A thorough history and physical exam remains a critical step in thyroid nodule evaluation. Symptoms of thyrotoxicosis or hypothyroidism, local compressive symptoms, voice changes, and/or the presence of dysphagia should be elicited. In addition, patients should be questioned regarding a personal history of head or neck irradiation, or a family history of either thyroid cancer or other familial syndromes, as there are several known to be associated Inhibitors,research,lifescience,medical with an increased risk for thyroid cancer (Table

1).5,6 Table 1. Familial Syndromes Associated With Thyroid Cancer.5,6 On exam, it is important to note both the character and size of the nodule in question, whether the nodule is fixed or mobile, as well as to assess

for the presence of neck tenderness, tracheal deviation, or potentially concerning cervical lymphadenopathy. All patients with dysphonia or prior history of cervical or thoracic operations with concern for recurrent laryngeal nerve injury Inhibitors,research,lifescience,medical should be evaluated with direct laryngoscopy to assess vocal cord function and for preoperative planning. An ultrasound (US) of the neck should be obtained in order to evaluate the nodule in question and the remainder of the gland for synchronous findings. Concerning features Inhibitors,research,lifescience,medical on US include nodules that are hypoechoic, have increased vascularity, contain calcifications, or have irregular shape (classically taller than wide) and borders, or evidence of extra-thyroidal extension or invasion of surrounding structures.

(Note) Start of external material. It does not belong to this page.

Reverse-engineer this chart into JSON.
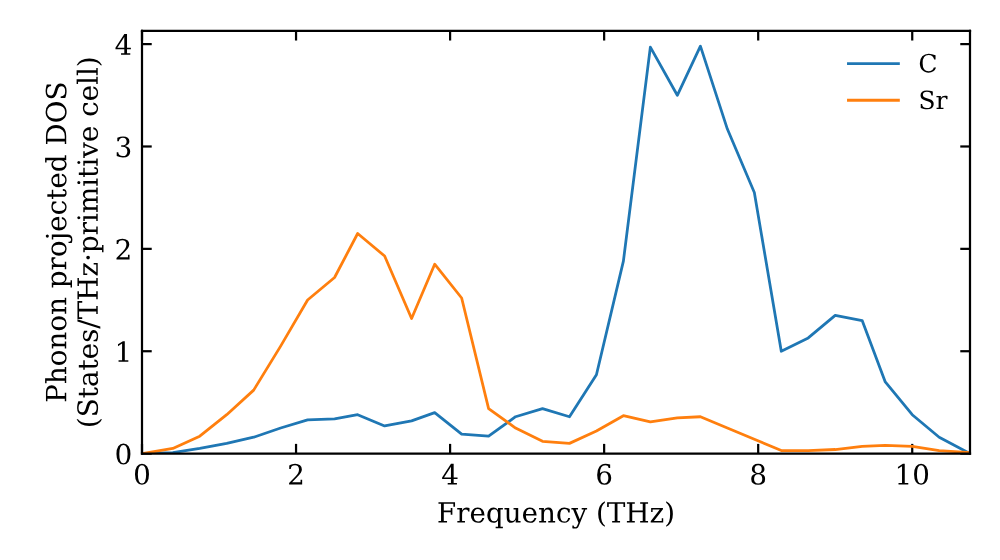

The remainder of the neck (bilateral central

and lateral compartments) should be assessed to evaluate for the presence of abnormal lymph nodes.2 Modeled Inhibitors,research,lifescience,medical after the Breast Imaging Reporting and Data System (BIRADS), developed by the American College of Radiology, the Thyroid Imaging Reporting and Data System (TIRADS) was designed in order better to standardize the classification of thyroid lesions and allow for enhanced Inhibitors,research,lifescience,medical communication among treating physicians in co-ordinating clinical management. The selleck screening library TIRADS scale ranges from 1 to 6, a score of 1 representing a normal thyroid gland, a 2 signifying a benign condition with no risk of malignancy, 3 being Oxalosuccinic acid used for nodules that are likely benign, with a corresponding risk of malignancy of less than 5%, 4 denoting a suspicious nodule, with malignancy risk ranging from 5% to 80%, 5 being used to describe a nodule that is likely malignant, with a greater than 80% estimated likelihood, and, similarly to the BIRADS scale, a 6 signifying known malignancy, proven by prior biopsy. In a prospective study of nearly 2,000 lesions, the TIRADS scale was found to have a sensitivity and specificity of 88% and 49%, respectively. In addition, they found a positive predicative value of 49%, negative predictive value of 88%, and accuracy of 94%.